Newt Gingrich sent out a press release the other day announcing the formation of a new "platform from which Newt Gingrich can communicate his vision for America." According to the release, this "solution-oriented institution," called the Committee for New American Leadership, will be "profoundly different from traditional political organizations." How so? For starters, announced Gingrich, "We believe that the American people ought to influence the politicians in Washington, not the other way around." (In contrast, presumably, to the many other political organizations whose stated goal is to manipulate the masses from above.)

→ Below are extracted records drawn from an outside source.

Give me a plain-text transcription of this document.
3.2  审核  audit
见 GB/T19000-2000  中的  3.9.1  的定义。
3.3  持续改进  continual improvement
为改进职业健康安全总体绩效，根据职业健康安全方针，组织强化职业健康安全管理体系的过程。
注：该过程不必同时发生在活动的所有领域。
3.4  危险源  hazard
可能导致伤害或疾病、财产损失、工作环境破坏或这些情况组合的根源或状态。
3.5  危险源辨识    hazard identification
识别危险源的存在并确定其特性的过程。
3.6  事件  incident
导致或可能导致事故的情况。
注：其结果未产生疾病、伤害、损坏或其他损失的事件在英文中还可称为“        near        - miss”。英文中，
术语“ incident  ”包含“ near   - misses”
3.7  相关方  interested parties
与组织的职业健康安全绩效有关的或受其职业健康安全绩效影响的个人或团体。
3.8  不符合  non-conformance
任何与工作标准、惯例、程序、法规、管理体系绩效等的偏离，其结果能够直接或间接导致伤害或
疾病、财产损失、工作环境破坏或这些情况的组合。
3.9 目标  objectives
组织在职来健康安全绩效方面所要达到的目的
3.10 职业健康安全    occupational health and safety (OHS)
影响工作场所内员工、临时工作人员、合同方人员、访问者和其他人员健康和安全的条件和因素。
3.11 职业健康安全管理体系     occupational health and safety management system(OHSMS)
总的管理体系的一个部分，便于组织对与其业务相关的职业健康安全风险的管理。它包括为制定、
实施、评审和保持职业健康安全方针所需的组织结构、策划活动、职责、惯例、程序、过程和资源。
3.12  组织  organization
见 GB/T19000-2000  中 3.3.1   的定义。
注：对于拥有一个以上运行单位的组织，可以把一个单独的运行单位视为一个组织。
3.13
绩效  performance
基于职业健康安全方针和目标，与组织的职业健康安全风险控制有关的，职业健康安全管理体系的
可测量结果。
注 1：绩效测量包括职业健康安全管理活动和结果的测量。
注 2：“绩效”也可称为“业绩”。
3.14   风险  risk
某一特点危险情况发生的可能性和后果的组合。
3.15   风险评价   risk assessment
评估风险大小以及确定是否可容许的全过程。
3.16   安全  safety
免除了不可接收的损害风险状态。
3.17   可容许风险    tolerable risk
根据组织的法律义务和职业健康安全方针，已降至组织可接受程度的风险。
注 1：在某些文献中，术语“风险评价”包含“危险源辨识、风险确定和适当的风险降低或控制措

Yet another anti-Beltway K Street lobby group run by people who've lived in Washington for 25 years? So far, so banal. Why would Gingrich, who is busy ducking questions about his longtime affair with a Hill staffer and cashing in on lucrative speaking gigs, bother to start something like this? For one thing, it's hard to maintain a cult of personality without an official headquarters. The Committee for New American Leadership gives Gingrich a place to hang his resume. And, boy, does he. NAL's website devotes paragraph after paragraph to describing the former speaker's internationally acclaimed attributes and accomplishments. During his years in Congress, Gingrich's bio exclaims, Gingrich became a "world-renowned strategist," the one man capable of "re-establishing the House of Representatives as 'The People's House.'" So far-reaching was his impact that the Washington Times called him "the indispensable leader."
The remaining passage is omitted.